Malcolm Daly makes moves climbing a boulder. Courtesy of Malcolm Daly

Malcolm Daly, who moved to Colorado for college (cough, climbing) in the ’70s and never left, founded the climbing company Trango and remembers the early days of Rocky Mountain National Park (RMNP), back when the overflow parking lots weren’t necessary and only a special occasion instigated a line of cars at the visitor entrance. “When I moved here … sport climbing had just been invented,” he says. “Boulder Canyon was a trad climbing area just like Eldorado is.”

In those days, “We could go find a cliff that hadn’t been climbed before in RMNP and do routes on it,” Daly says. “Those cliffs have pretty much all been found. They have routes on them and they’re in guidebooks now.”

Gary Neptune, founder of Neptune Mountaineering, remembers the early days, too, hiking to a crag in Boulder Canyon, at least twice finding naked women sunbathing. “And that’s how few people there were. They were just down by the river just out of sight of everybody else,” he says. Today, you’re lucky if you find a parking slot after 10 a.m.

While the epic surge of climbing’s popularity has frustrated some, to others it’s a symbol of the community’s success. Hill says, “It’s just a reality.” Since she moved to Boulder in the early 2000s, she’s watched local crags grow too crowded to even get on a route at times. “It’s unfortunate. [But] I’m glad because I feel like finally the world is waking up. They understand how cool climbing is and they understand how important it is to give back to the environment, give back to humanity.”

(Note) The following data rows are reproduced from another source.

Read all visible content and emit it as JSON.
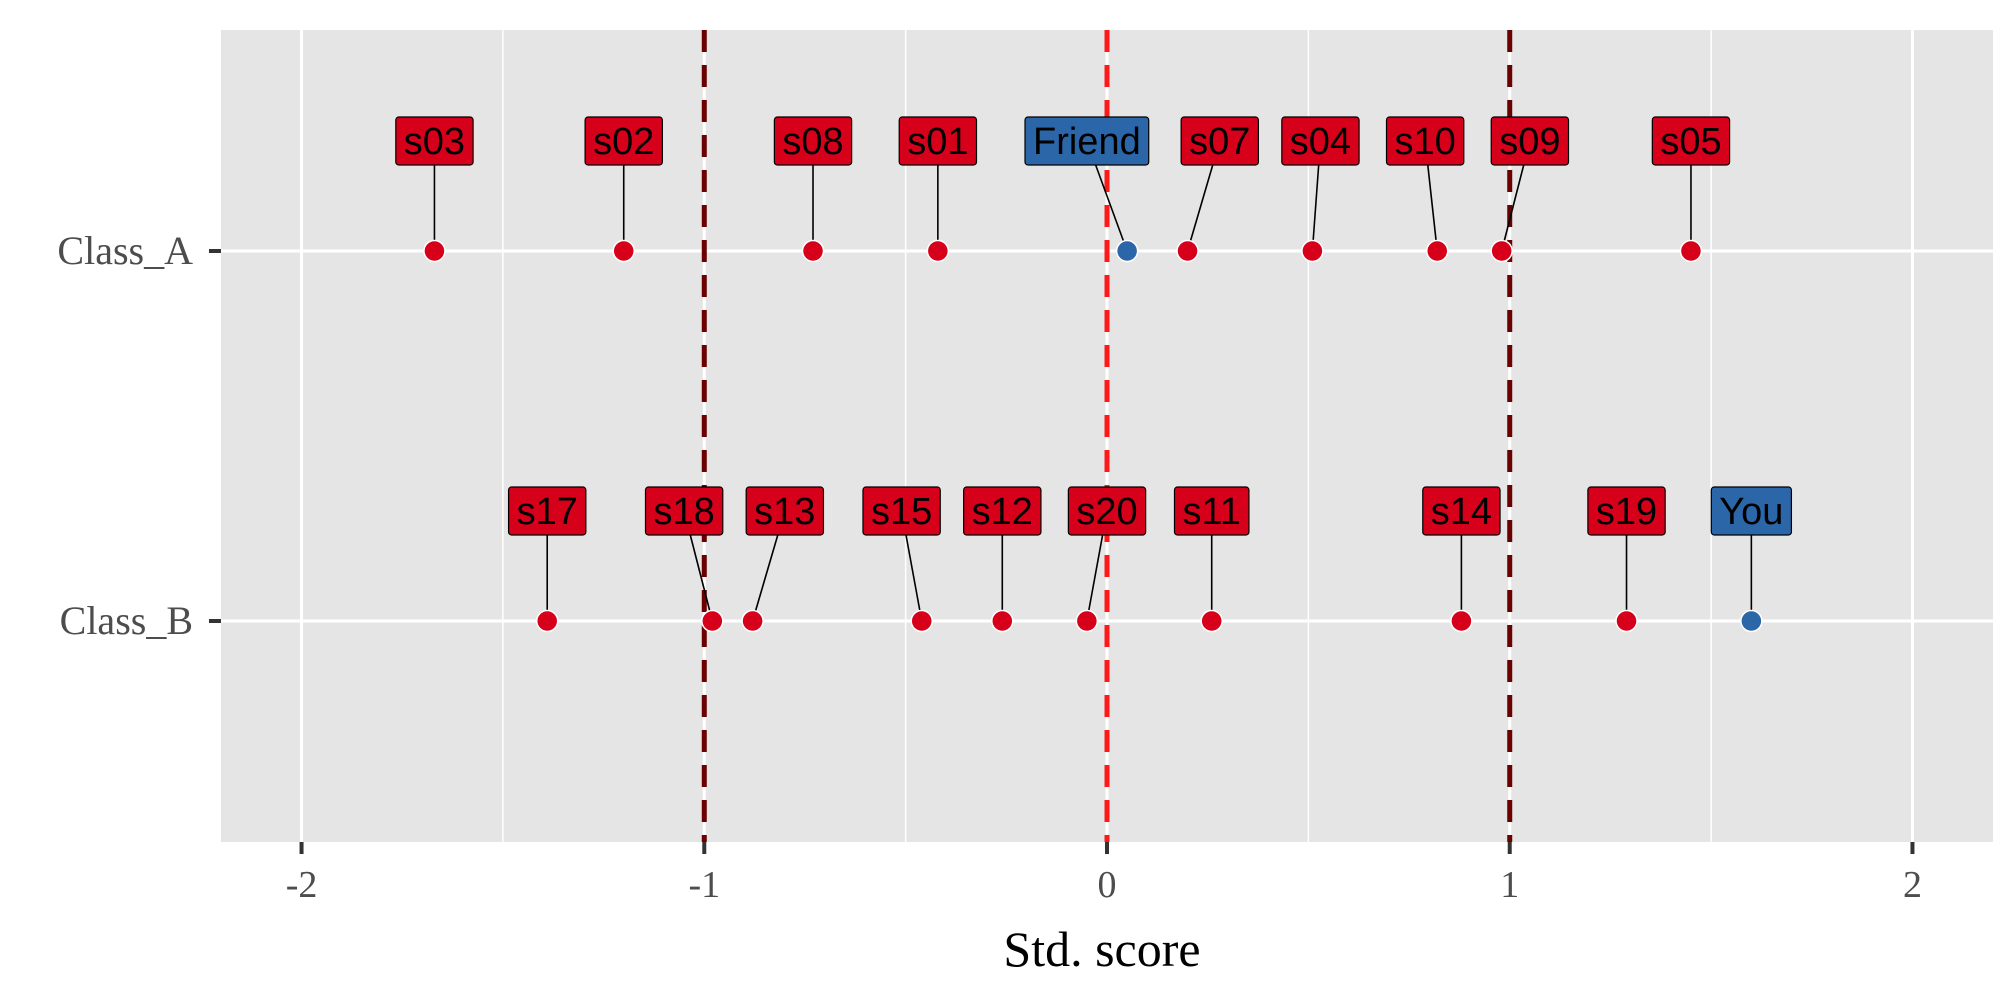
{
  "chart_data": {
    "type": "scatter",
    "title": "",
    "xlabel": "Std. score",
    "ylabel": "",
    "xlim": [
      -2.2,
      2.2
    ],
    "x_ticks": [
      -2,
      -1,
      0,
      1,
      2
    ],
    "x_tick_labels": [
      "-2",
      "-1",
      "0",
      "1",
      "2"
    ],
    "categories": [
      "Class_A",
      "Class_B"
    ],
    "grid": true,
    "legend": "none",
    "reference_lines": [
      {
        "x": -1,
        "style": "dashed",
        "color": "#6b0000"
      },
      {
        "x": 0,
        "style": "dashed",
        "color": "#ff1a1a"
      },
      {
        "x": 1,
        "style": "dashed",
        "color": "#6b0000"
      }
    ],
    "colors": {
      "student": "#d7001a",
      "highlight": "#2b66a8",
      "panel": "#e5e5e5",
      "grid": "#ffffff"
    },
    "points": [
      {
        "label": "s03",
        "category": "Class_A",
        "x": -1.67,
        "label_x": -1.67,
        "group": "student"
      },
      {
        "label": "s02",
        "category": "Class_A",
        "x": -1.2,
        "label_x": -1.2,
        "group": "student"
      },
      {
        "label": "s08",
        "category": "Class_A",
        "x": -0.73,
        "label_x": -0.73,
        "group": "student"
      },
      {
        "label": "s01",
        "category": "Class_A",
        "x": -0.42,
        "label_x": -0.42,
        "group": "student"
      },
      {
        "label": "Friend",
        "category": "Class_A",
        "x": 0.05,
        "label_x": -0.05,
        "group": "highlight"
      },
      {
        "label": "s07",
        "category": "Class_A",
        "x": 0.2,
        "label_x": 0.28,
        "group": "student"
      },
      {
        "label": "s04",
        "category": "Class_A",
        "x": 0.51,
        "label_x": 0.53,
        "group": "student"
      },
      {
        "label": "s10",
        "category": "Class_A",
        "x": 0.82,
        "label_x": 0.79,
        "group": "student"
      },
      {
        "label": "s09",
        "category": "Class_A",
        "x": 0.98,
        "label_x": 1.05,
        "group": "student"
      },
      {
        "label": "s05",
        "category": "Class_A",
        "x": 1.45,
        "label_x": 1.45,
        "group": "student"
      },
      {
        "label": "s17",
        "category": "Class_B",
        "x": -1.39,
        "label_x": -1.39,
        "group": "student"
      },
      {
        "label": "s18",
        "category": "Class_B",
        "x": -0.98,
        "label_x": -1.05,
        "group": "student"
      },
      {
        "label": "s13",
        "category": "Class_B",
        "x": -0.88,
        "label_x": -0.8,
        "group": "student"
      },
      {
        "label": "s15",
        "category": "Class_B",
        "x": -0.46,
        "label_x": -0.51,
        "group": "student"
      },
      {
        "label": "s12",
        "category": "Class_B",
        "x": -0.26,
        "label_x": -0.26,
        "group": "student"
      },
      {
        "label": "s20",
        "category": "Class_B",
        "x": -0.05,
        "label_x": 0.0,
        "group": "student"
      },
      {
        "label": "s11",
        "category": "Class_B",
        "x": 0.26,
        "label_x": 0.26,
        "group": "student"
      },
      {
        "label": "s14",
        "category": "Class_B",
        "x": 0.88,
        "label_x": 0.88,
        "group": "student"
      },
      {
        "label": "s19",
        "category": "Class_B",
        "x": 1.29,
        "label_x": 1.29,
        "group": "student"
      },
      {
        "label": "You",
        "category": "Class_B",
        "x": 1.6,
        "label_x": 1.6,
        "group": "highlight"
      }
    ]
  }
}
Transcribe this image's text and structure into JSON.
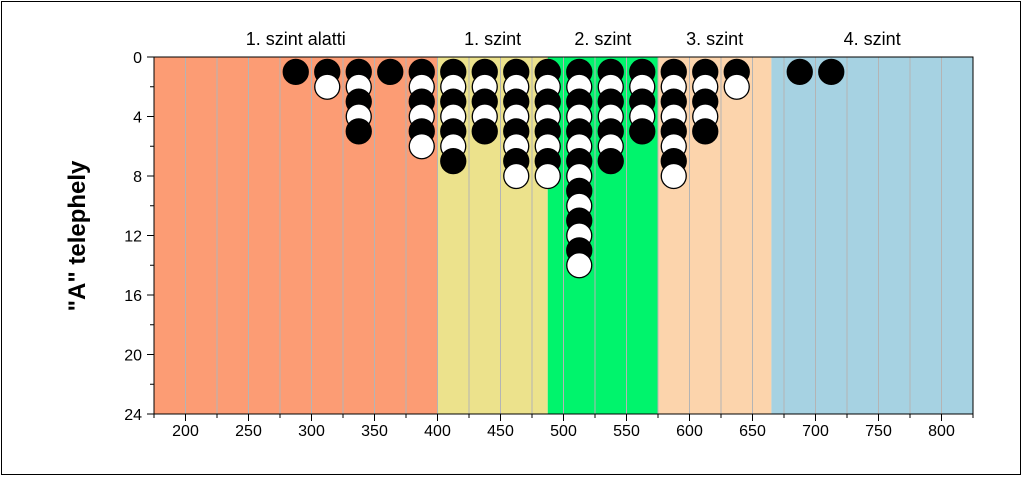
{
  "chart_data": {
    "type": "scatter",
    "title": "",
    "xlabel": "",
    "ylabel": "\"A\" telephely",
    "xlim": [
      175,
      825
    ],
    "ylim": [
      0,
      24
    ],
    "y_inverted": true,
    "x_ticks": [
      200,
      250,
      300,
      350,
      400,
      450,
      500,
      550,
      600,
      650,
      700,
      750,
      800
    ],
    "y_ticks": [
      0,
      4,
      8,
      12,
      16,
      20,
      24
    ],
    "grid": "vertical",
    "zones": [
      {
        "label": "1. szint alatti",
        "x_start": 175,
        "x_end": 400,
        "color": "#fc9c74"
      },
      {
        "label": "1. szint",
        "x_start": 400,
        "x_end": 487.5,
        "color": "#ece28c"
      },
      {
        "label": "2. szint",
        "x_start": 487.5,
        "x_end": 575,
        "color": "#00f46c"
      },
      {
        "label": "3. szint",
        "x_start": 575,
        "x_end": 665,
        "color": "#fcd4ac"
      },
      {
        "label": "4. szint",
        "x_start": 665,
        "x_end": 825,
        "color": "#a6d2e2"
      }
    ],
    "marker_colors": {
      "filled": "#000000",
      "open": "#ffffff"
    },
    "columns": [
      {
        "x": 287.5,
        "markers": [
          "filled"
        ]
      },
      {
        "x": 312.5,
        "markers": [
          "filled",
          "open"
        ]
      },
      {
        "x": 337.5,
        "markers": [
          "filled",
          "open",
          "filled",
          "open",
          "filled"
        ]
      },
      {
        "x": 362.5,
        "markers": [
          "filled"
        ]
      },
      {
        "x": 387.5,
        "markers": [
          "filled",
          "open",
          "filled",
          "open",
          "filled",
          "open"
        ]
      },
      {
        "x": 412.5,
        "markers": [
          "filled",
          "open",
          "filled",
          "open",
          "filled",
          "open",
          "filled"
        ]
      },
      {
        "x": 437.5,
        "markers": [
          "filled",
          "open",
          "filled",
          "open",
          "filled"
        ]
      },
      {
        "x": 462.5,
        "markers": [
          "filled",
          "open",
          "filled",
          "open",
          "filled",
          "open",
          "filled",
          "open"
        ]
      },
      {
        "x": 487.5,
        "markers": [
          "filled",
          "open",
          "filled",
          "open",
          "filled",
          "open",
          "filled",
          "open"
        ]
      },
      {
        "x": 512.5,
        "markers": [
          "filled",
          "open",
          "filled",
          "open",
          "filled",
          "open",
          "filled",
          "open",
          "filled",
          "open",
          "filled",
          "open",
          "filled",
          "open"
        ]
      },
      {
        "x": 537.5,
        "markers": [
          "filled",
          "open",
          "filled",
          "open",
          "filled",
          "open",
          "filled"
        ]
      },
      {
        "x": 562.5,
        "markers": [
          "filled",
          "open",
          "filled",
          "open",
          "filled"
        ]
      },
      {
        "x": 587.5,
        "markers": [
          "filled",
          "open",
          "filled",
          "open",
          "filled",
          "open",
          "filled",
          "open"
        ]
      },
      {
        "x": 612.5,
        "markers": [
          "filled",
          "open",
          "filled",
          "open",
          "filled"
        ]
      },
      {
        "x": 637.5,
        "markers": [
          "filled",
          "open"
        ]
      },
      {
        "x": 687.5,
        "markers": [
          "filled"
        ]
      },
      {
        "x": 712.5,
        "markers": [
          "filled"
        ]
      }
    ]
  }
}
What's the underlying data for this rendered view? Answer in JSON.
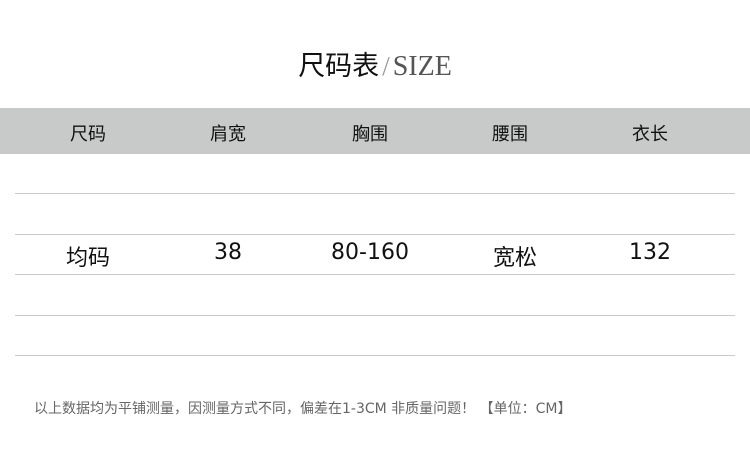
{
  "title": {
    "cn": "尺码表",
    "slash": "/",
    "en": "SIZE"
  },
  "table": {
    "headers": [
      "尺码",
      "肩宽",
      "胸围",
      "腰围",
      "衣长"
    ],
    "rows": [
      [
        "均码",
        "38",
        "80-160",
        "宽松",
        "132"
      ]
    ]
  },
  "note": "以上数据均为平铺测量，因测量方式不同，偏差在1-3CM 非质量问题！ 【单位：CM】",
  "colors": {
    "header_bg": "#c8cac9",
    "line": "#c9c9c9"
  }
}
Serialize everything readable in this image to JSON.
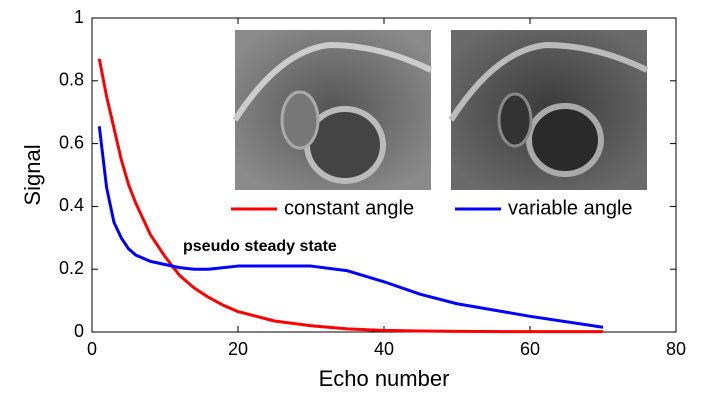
{
  "chart_data": {
    "type": "line",
    "xlabel": "Echo number",
    "ylabel": "Signal",
    "annotation": "pseudo steady state",
    "x": [
      1,
      2,
      3,
      4,
      5,
      6,
      8,
      10,
      12,
      14,
      16,
      18,
      20,
      25,
      30,
      35,
      40,
      45,
      50,
      60,
      70
    ],
    "series": [
      {
        "name": "constant angle",
        "color": "#ff0000",
        "values": [
          0.87,
          0.75,
          0.65,
          0.55,
          0.47,
          0.41,
          0.31,
          0.24,
          0.18,
          0.14,
          0.11,
          0.085,
          0.065,
          0.035,
          0.02,
          0.01,
          0.005,
          0.003,
          0.002,
          0.001,
          0.001
        ]
      },
      {
        "name": "variable angle",
        "color": "#0000ff",
        "values": [
          0.655,
          0.46,
          0.35,
          0.3,
          0.265,
          0.245,
          0.225,
          0.215,
          0.205,
          0.2,
          0.2,
          0.205,
          0.21,
          0.21,
          0.21,
          0.195,
          0.16,
          0.12,
          0.09,
          0.05,
          0.015
        ]
      }
    ],
    "xlim": [
      0,
      80
    ],
    "xticks": [
      0,
      20,
      40,
      60,
      80
    ],
    "ylim": [
      0,
      1
    ],
    "yticks": [
      0,
      0.2,
      0.4,
      0.6,
      0.8,
      1
    ],
    "grid": false
  }
}
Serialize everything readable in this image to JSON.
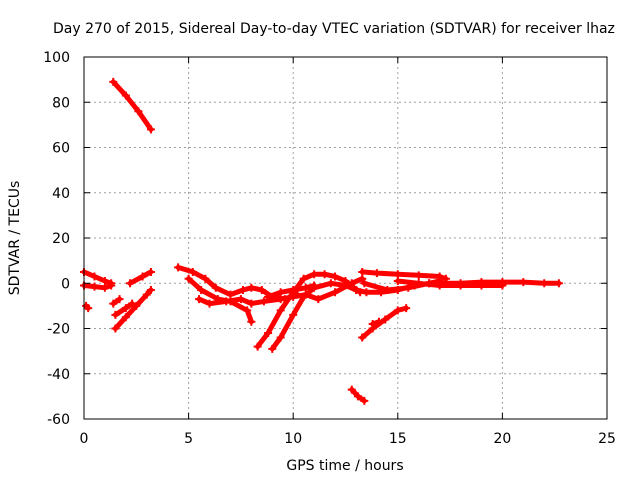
{
  "chart_data": {
    "type": "scatter",
    "title": "Day 270 of 2015, Sidereal Day-to-day VTEC variation (SDTVAR) for receiver lhaz",
    "xlabel": "GPS time / hours",
    "ylabel": "SDTVAR / TECUs",
    "xlim": [
      0,
      25
    ],
    "ylim": [
      -60,
      100
    ],
    "xticks": [
      0,
      5,
      10,
      15,
      20,
      25
    ],
    "yticks": [
      -60,
      -40,
      -20,
      0,
      20,
      40,
      60,
      80,
      100
    ],
    "grid": true,
    "legend": "none",
    "color": "#ff0000",
    "series": [
      {
        "name": "track-1",
        "points": [
          [
            1.4,
            89
          ],
          [
            2.0,
            83
          ],
          [
            2.6,
            76
          ],
          [
            3.2,
            68
          ]
        ]
      },
      {
        "name": "track-2",
        "points": [
          [
            0.0,
            5
          ],
          [
            0.5,
            3
          ],
          [
            1.0,
            1
          ],
          [
            1.3,
            0
          ]
        ]
      },
      {
        "name": "track-3",
        "points": [
          [
            0.0,
            -1
          ],
          [
            0.5,
            -1.5
          ],
          [
            1.0,
            -2
          ],
          [
            1.3,
            -1
          ]
        ]
      },
      {
        "name": "track-4",
        "points": [
          [
            0.1,
            -10
          ],
          [
            0.2,
            -11
          ]
        ]
      },
      {
        "name": "track-5",
        "points": [
          [
            1.5,
            -20
          ],
          [
            2.0,
            -15
          ],
          [
            2.5,
            -10
          ],
          [
            3.0,
            -5
          ],
          [
            3.2,
            -3
          ]
        ]
      },
      {
        "name": "track-6",
        "points": [
          [
            1.5,
            -14
          ],
          [
            2.0,
            -11
          ],
          [
            2.3,
            -9
          ]
        ]
      },
      {
        "name": "track-7",
        "points": [
          [
            1.4,
            -9
          ],
          [
            1.7,
            -7
          ]
        ]
      },
      {
        "name": "track-8",
        "points": [
          [
            2.2,
            0
          ],
          [
            2.8,
            3
          ],
          [
            3.2,
            5
          ]
        ]
      },
      {
        "name": "track-9",
        "points": [
          [
            4.5,
            7
          ],
          [
            5.2,
            5
          ],
          [
            5.8,
            2
          ],
          [
            6.3,
            -2
          ],
          [
            7.0,
            -5
          ],
          [
            7.6,
            -3
          ],
          [
            8.0,
            -2
          ],
          [
            8.5,
            -3
          ],
          [
            9.0,
            -6
          ],
          [
            9.6,
            -7
          ],
          [
            10.2,
            -5
          ]
        ]
      },
      {
        "name": "track-10",
        "points": [
          [
            5.5,
            -7
          ],
          [
            6.0,
            -9
          ],
          [
            6.8,
            -8
          ],
          [
            7.5,
            -7
          ],
          [
            8.0,
            -9
          ],
          [
            8.6,
            -8
          ],
          [
            9.4,
            -7
          ],
          [
            10.0,
            -6
          ],
          [
            10.6,
            -5
          ],
          [
            11.2,
            -7
          ],
          [
            12.0,
            -4
          ],
          [
            12.8,
            0
          ],
          [
            13.3,
            2
          ]
        ]
      },
      {
        "name": "track-11",
        "points": [
          [
            5.0,
            2
          ],
          [
            5.6,
            -3
          ],
          [
            6.4,
            -7
          ],
          [
            7.0,
            -8
          ],
          [
            7.8,
            -12
          ],
          [
            8.0,
            -17
          ]
        ]
      },
      {
        "name": "track-12",
        "points": [
          [
            8.3,
            -28
          ],
          [
            8.8,
            -22
          ],
          [
            9.4,
            -12
          ],
          [
            10.0,
            -4
          ],
          [
            10.5,
            2
          ],
          [
            11.0,
            4
          ],
          [
            11.5,
            4
          ],
          [
            12.0,
            3
          ],
          [
            12.5,
            1
          ],
          [
            12.9,
            -2
          ],
          [
            13.2,
            -4
          ]
        ]
      },
      {
        "name": "track-13",
        "points": [
          [
            9.0,
            -29
          ],
          [
            9.4,
            -24
          ],
          [
            10.0,
            -14
          ],
          [
            10.5,
            -6
          ],
          [
            11.0,
            -2
          ],
          [
            11.8,
            0
          ],
          [
            12.5,
            -1
          ],
          [
            13.0,
            -3
          ],
          [
            13.5,
            -4
          ],
          [
            14.2,
            -4
          ],
          [
            15.0,
            -3
          ],
          [
            15.8,
            -1
          ],
          [
            16.5,
            0
          ],
          [
            17.0,
            0
          ]
        ]
      },
      {
        "name": "track-14",
        "points": [
          [
            8.8,
            -6
          ],
          [
            9.4,
            -4
          ],
          [
            10.0,
            -3
          ],
          [
            10.6,
            -2
          ],
          [
            11.0,
            -1
          ]
        ]
      },
      {
        "name": "track-15",
        "points": [
          [
            13.3,
            -24
          ],
          [
            13.8,
            -20
          ],
          [
            14.4,
            -16
          ],
          [
            15.0,
            -12
          ],
          [
            15.4,
            -11
          ]
        ]
      },
      {
        "name": "track-16",
        "points": [
          [
            13.8,
            -18
          ],
          [
            14.1,
            -17
          ]
        ]
      },
      {
        "name": "track-17",
        "points": [
          [
            12.8,
            -47
          ],
          [
            13.1,
            -50
          ],
          [
            13.4,
            -52
          ]
        ]
      },
      {
        "name": "track-18",
        "points": [
          [
            13.3,
            5
          ],
          [
            14.0,
            4.5
          ],
          [
            15.0,
            4
          ],
          [
            16.0,
            3.5
          ],
          [
            17.0,
            3
          ],
          [
            17.3,
            2
          ]
        ]
      },
      {
        "name": "track-19",
        "points": [
          [
            13.4,
            0
          ],
          [
            14.5,
            -3
          ],
          [
            15.5,
            -2
          ],
          [
            16.5,
            0
          ],
          [
            17.0,
            1
          ]
        ]
      },
      {
        "name": "track-20",
        "points": [
          [
            15.0,
            1
          ],
          [
            16.0,
            0
          ],
          [
            17.0,
            -1
          ],
          [
            18.0,
            -1
          ],
          [
            19.0,
            -1
          ],
          [
            20.0,
            -1
          ]
        ]
      },
      {
        "name": "track-21",
        "points": [
          [
            17.0,
            0
          ],
          [
            18.0,
            0
          ],
          [
            19.0,
            0.5
          ],
          [
            20.0,
            0.5
          ],
          [
            21.0,
            0.5
          ],
          [
            22.0,
            0
          ],
          [
            22.7,
            0
          ]
        ]
      }
    ]
  }
}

Malcolm Daly laces his shoes back in the day, climbing on The Flying Buttress in Rocky Mountain National Park.

Daly says, “Maybe we have the same number of men, but many more women… and that’s a good reason [why there are more climbers], by the way.” He sees adventure opportunities simply changing, now that most of the terrain around Boulder has been climbed. “People are combining things. They’re doing three Diamond routes in a day, or big ridge traverse from Meeker all the way up to Notchtop; they’re finding new ways to have adventures and I think that’s going to continue. I think that’s one of our inherent things being human beings: we seek adventure, we want new experiences.”

This month Free Solo began its second round of screenings in the U.S., this time competing for an Academy Award. Next year, climbing makes its Olympic debut, a handful of Boulderites like Margo Hayes and Brooke Raboutou, both raised on local outdoor rock and at Boulder’s climbing gyms, competing for spots on Team U.S.A.

As climbing fever spreads, with people being introduced at gyms in places without outdoor rock or inspired by social media stars and movies like Free Solo, “A lot of them are going to want to go outdoors and come here,” Briggs says, just like they have for decades. “Boulder was the center at [climbing’s inception], and still is.”